"Madame, you just have to reconsider your decision!"
"I have to admit, I have expected better of you, Miss Thropp. I hadn't thought that you would let them make you their puppet. Sucking up to me through my best student, nice strategy, I have to admit."
Startled, Elphaba looked at the headmistress.
"No, I- I just..."
She stopped.
Now why exactly did she feel the need to convince the teacher of letting all those people who hated her so much have their fun?
"I just think that it would get up the students' enthusiasm for the next year. If they don't get the ball, they will already come back disgruntled and unmotivated."
Elphaba silently pleaded that Madame Morrible would believe her explanation.
She observed her raise her eyebrows into a critical stance and tried not to move a muscle of her face.
"You think that they would be more motivated?!"
The headmistress broke into roaring laughter.
"Believe me, Miss Elphaba, besides you and maybe two or three other outstanding young people I have never in my whole career come across a motivated student.
Not even after a good Lurlinemas Celebration."
She grew serious again.
"The prohibition stands, no one at this University will celebrate Lurlinemas this year, I give you my word for it.
Now, if you please leave, I have got plenty of more important things to do than discussing minuscule social events that get fussed over too much anyways.

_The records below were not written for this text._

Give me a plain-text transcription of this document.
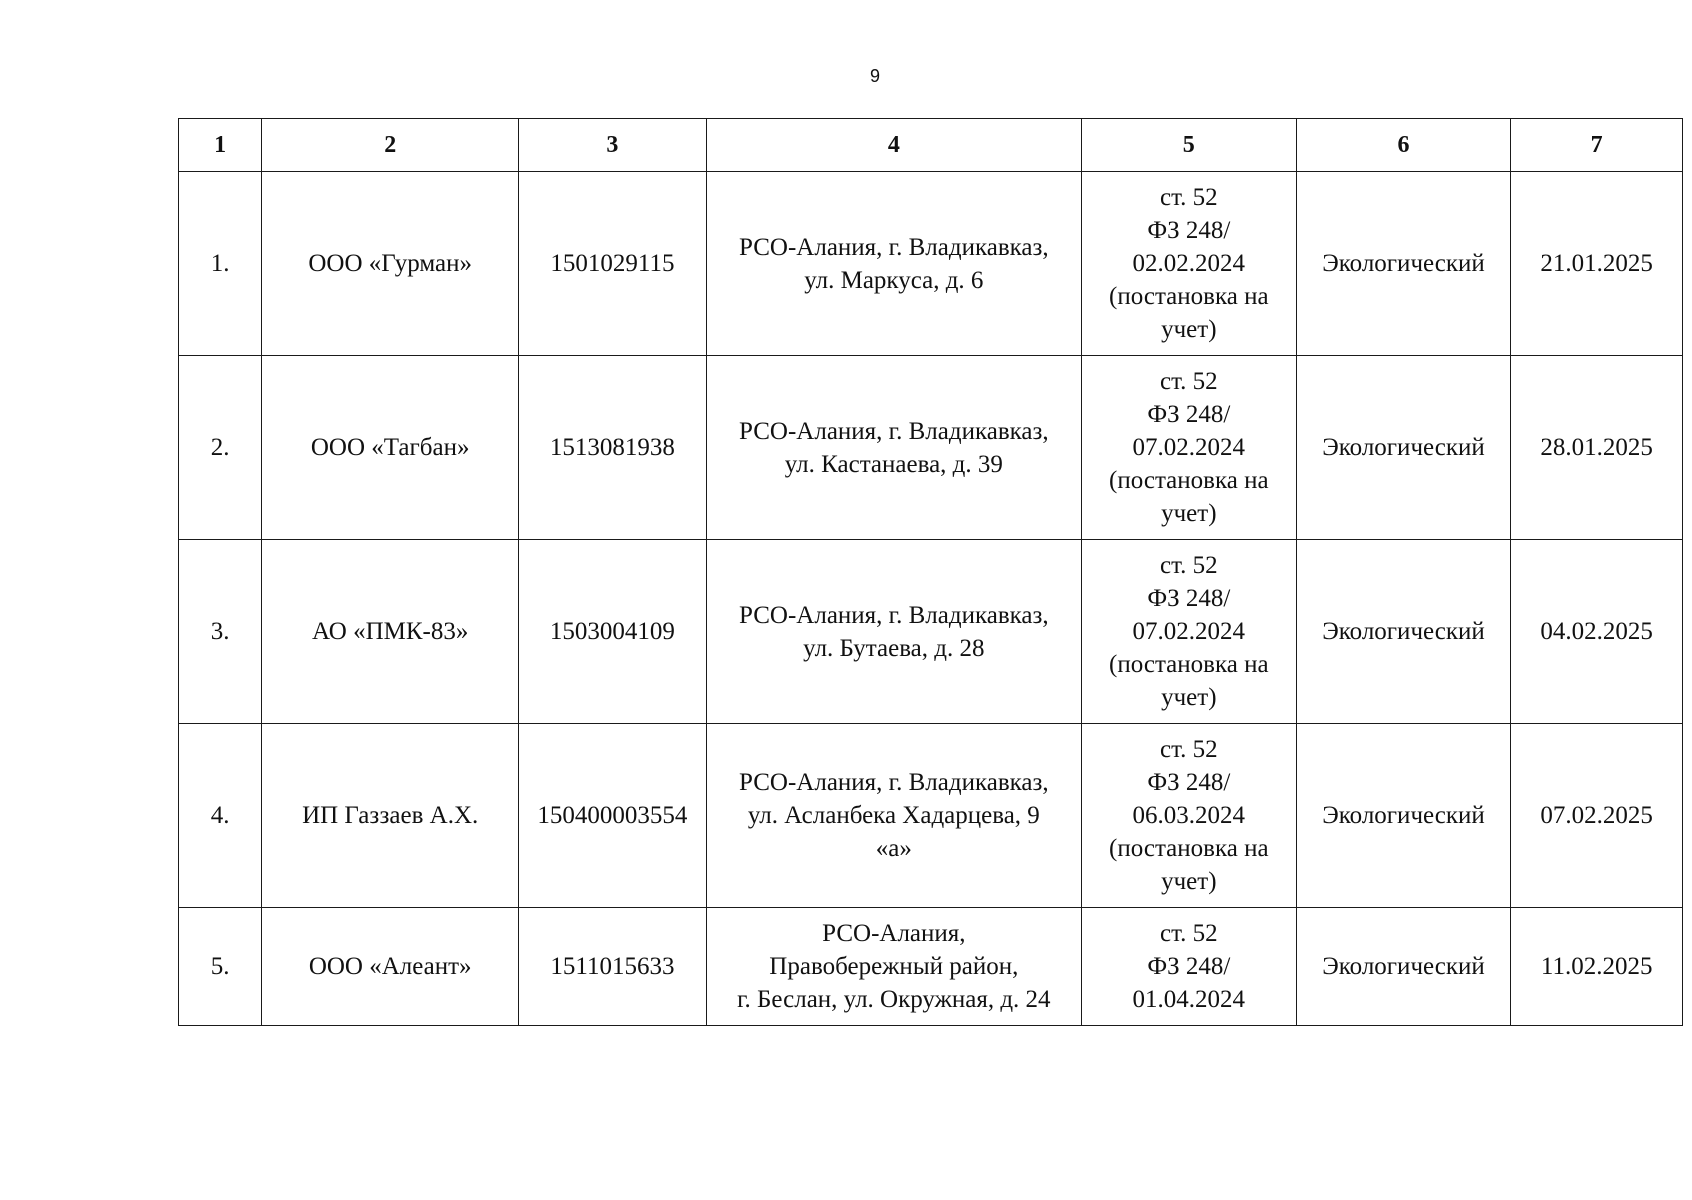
9
1	2	3	4	5	6	7
1.	ООО «Гурман»	1501029115	РСО-Алания, г. Владикавказ,
ул. Маркуса, д. 6	ст. 52
ФЗ 248/
02.02.2024
(постановка на
учет)	Экологический	21.01.2025
2.	ООО «Тагбан»	1513081938	РСО-Алания, г. Владикавказ,
ул. Кастанаева, д. 39	ст. 52
ФЗ 248/
07.02.2024
(постановка на
учет)	Экологический	28.01.2025
3.	АО «ПМК-83»	1503004109	РСО-Алания, г. Владикавказ,
ул. Бутаева, д. 28	ст. 52
ФЗ 248/
07.02.2024
(постановка на
учет)	Экологический	04.02.2025
4.	ИП Газзаев А.Х.	150400003554	РСО-Алания, г. Владикавказ,
ул. Асланбека Хадарцева, 9
«а»	ст. 52
ФЗ 248/
06.03.2024
(постановка на
учет)	Экологический	07.02.2025
5.	ООО «Алеант»	1511015633	РСО-Алания,
Правобережный район,
г. Беслан, ул. Окружная, д. 24	ст. 52
ФЗ 248/
01.04.2024	Экологический	11.02.2025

You might want to think about why exactly you care so much about this particular social event. You're usually the last one complaining over a cancelled ball. Have a nice day, Miss Thropp."
Madame Morrible more or less pushed Elphaba out the door and locked it once the green girl was outside.
Elphaba thought about what Madame Morrible had said at the end of their conversation.
Like the first time she had talked to the Headmistress about the ball, Madame Morrible had expressed her wonderment about Elphaba's concern with the event.
What was it that she found so utterly important about this ball?
Maybe the most important reason was the fact that Glinda had looked forward to it so much.
But that wasn't the sole reason.
This time, the party would include her, she would have Glinda's assistance with dressing up, this time she had this magnificent dress and she had friends to attend the ball with.
Elphaba came to the conclusion that she might have cared about all the seemingly superficial things all along, even more than she thought she had.
Only, that she had suppressed this feeling because she had known that she would be the laughing stock of every party or sit alone in the corner with no one to talk to.
But since she had come to Shiz, since that fateful night at the Ozdust Ballroom and the strange incident with the lion cub, a lot had changed.
She was still the same, mostly, reserved, passionate about her interests, admittedly a bookworm and still convinced that inner values counted more than looks, but somehow, ever so slightly, she had started to belong.